Could art Deco Be Revived?

I wish it would! I LOVE Art Deco-streamlining is great! I really love the architecture and design of the 1920’s-30’s-to me, it just seems so modern!
I find our early 21st century styles to be so retro-art deco just has that optimistic, modern feel to it!
I guess I’m in the wrong decade-but art Deco rocks!
Damn, why can’t my car look like a Chrysler airstream?

I’m going to move this over to Cafe Society.

twickster, MPSIMS moderator and Art Deco fan

Art Deco was very big in the seventies. It will come around again.

I was going to suggest the early-to-mid-'80s.

Hmm.
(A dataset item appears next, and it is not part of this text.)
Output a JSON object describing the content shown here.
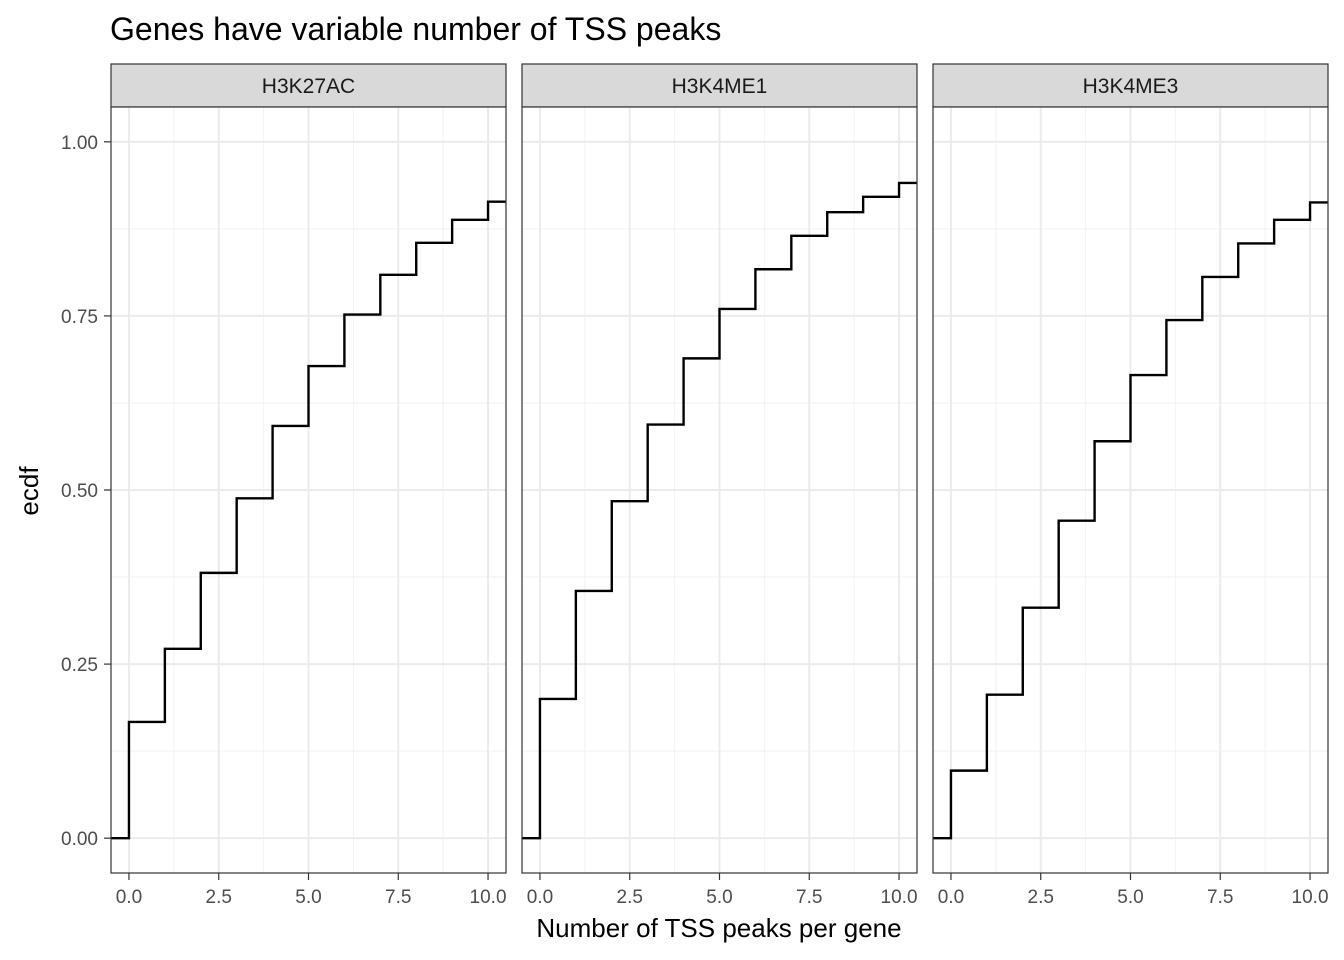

I don’t see that. 80s was bright and cartoony; almost a play off of 60s psychedelia. Angular, candy colored. 70s was more streamlined and technology-contoured, if that makes sense. A lot of deco was fantasy futurist: the streamlining of an imaginary scifi future. All chrome and streamlines. Here’s a few 70s images that resonate deco for me:



http://www.leelefever.com/archives/bad%20euro%2070s.jpg

Although Miami’s renaissance in the 80s, the cocaine culture, had some strong images of deco architecture, specifically; all those old Miami hotels in the background of Miami Vice. But I feel like that came at the tail end of it.
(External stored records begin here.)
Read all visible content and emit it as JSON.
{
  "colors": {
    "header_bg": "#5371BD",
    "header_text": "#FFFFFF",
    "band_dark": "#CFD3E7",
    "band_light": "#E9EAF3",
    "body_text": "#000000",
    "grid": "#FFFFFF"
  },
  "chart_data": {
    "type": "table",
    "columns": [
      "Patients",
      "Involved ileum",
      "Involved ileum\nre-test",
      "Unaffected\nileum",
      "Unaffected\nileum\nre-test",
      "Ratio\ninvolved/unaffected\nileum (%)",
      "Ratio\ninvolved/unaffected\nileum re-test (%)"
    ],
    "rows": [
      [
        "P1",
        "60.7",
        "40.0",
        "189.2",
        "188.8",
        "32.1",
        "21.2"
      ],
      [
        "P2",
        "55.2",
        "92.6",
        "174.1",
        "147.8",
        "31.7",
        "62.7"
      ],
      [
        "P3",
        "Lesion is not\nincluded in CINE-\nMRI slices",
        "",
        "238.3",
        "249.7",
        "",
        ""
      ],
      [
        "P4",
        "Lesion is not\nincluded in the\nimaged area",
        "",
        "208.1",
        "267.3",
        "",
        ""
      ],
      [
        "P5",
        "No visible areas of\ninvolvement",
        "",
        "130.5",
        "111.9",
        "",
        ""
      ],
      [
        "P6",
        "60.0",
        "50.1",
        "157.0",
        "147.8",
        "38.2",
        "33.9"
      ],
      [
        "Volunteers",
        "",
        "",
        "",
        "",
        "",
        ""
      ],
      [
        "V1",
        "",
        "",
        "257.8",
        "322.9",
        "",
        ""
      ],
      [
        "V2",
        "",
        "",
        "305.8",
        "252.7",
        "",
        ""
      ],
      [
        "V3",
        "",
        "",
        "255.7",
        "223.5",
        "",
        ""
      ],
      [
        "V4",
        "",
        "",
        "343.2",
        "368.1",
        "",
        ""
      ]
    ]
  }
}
You make good points, and the candy colours were definitely prevalent then. But another thing I remember from the '80s was an apparent resurgence in glass blocks, something I associate with deco. And along with the fuschia and turquoise, I recall a lot of black-and-white and silver.

These things never have a precise beginning or end. I think of it as a 70s thing because that’s when I first started to notice it; but yeah some aspects of it carried over into the 80s.

It would be nice. But it is never going to happen.

For one thing, Deco and its more commercial counterpart, Art Moderne, relied on a kind of collaborative friction between design and commerce that was possible only for a limited time. The reasons were that the whole idea of design “for the masses” was totally new, so business thought it might pay off to give designers their heads and see what developed - and that marketing, which presumes to know what consumers want better than consumers themselves, was still primitive to nonexistent.

Industry wouldn’t make the same mistake again. When a mass consumer culture really developed after WW2, the creative spirit would be under orders from the front office more than ever, and the consumer, ready to take anything offered after years of no money followed by no goods, would fall in line.

Art Deco and Art Moderne are not coming back because they were art applied to daily life, and art means something different now. It is a rarefied taste, associated with decadence unless it is fully approved by the rich and powerful. Elegance is even more of a luxury, as it was probably always meant to be, and simplicity is the deadliest luxury of all - because it goes against so many of the values that keep people buying, consuming, working, and living.

It never really died, it’s just no longer prominent. There will still be new things made in art deco style, or with similar aesthetic goals, but it has joined the rest of art and fashion, in it’s balkanized palette. It will likely never be the new prominent theme, however something similar could reach prominence.

BBC TV has just broadcast a series of TV programmes both about Art Deco and the 1920s and 1930s in general. It covered such subjects as architecture, the influence of Hollywood on fashion and design, the great trans-Atlantic liners, the London Underground and even travel posters. It was a very enjoyable series.

Friends of mine built this house. Take a look down the side street at the dinky garage; it has a porthole window with an etched glass ocean liner. The interior of the house is as near to authentic as is possible with parquet floors and faithful reproductions of architraves, skirting boards, celing roses etc.

The best chance for a wide revival might honestly be a serious economic depression. I don’t think it could happen unless our current notion of consumerism took a serious hit, and the rule of the mass market gave way.

Another thing Deco - in fact any 1920s-30s cultural product - would have to overcome is that it carries a strong gay connotation (at least in America, not so much in Britain). Then again, it wouldn’t be the first thing the mainstream culture has co-opted from them.

I’m a huge fan of Art Deco myself and would love to see it become more prominent- you could even combine in with Retro-Futurism for bonus points. :slight_smile:

I’m struggling to understand what point you’re making. Are you saying that there is some penalty to manufacturers in having stylishly designed products?

I love it.

Of course, I also love Midcentury Modern/Googie.

No. It’s just not part of the business model, and nothing changes the business model but marketing data. It’s a closed system.

What a fantastic house! I wish I could have one! Can you send me the plans?:slight_smile:

All I see is a map. What am I missing?

Wait for it to load.

Huh. I let it sit there for a minute or 2 playing with the settings and I got nothing. I go back now and it loads immediately. I’ve got 10mb cable - must’ve been a backed-up server. Thanks for the help though.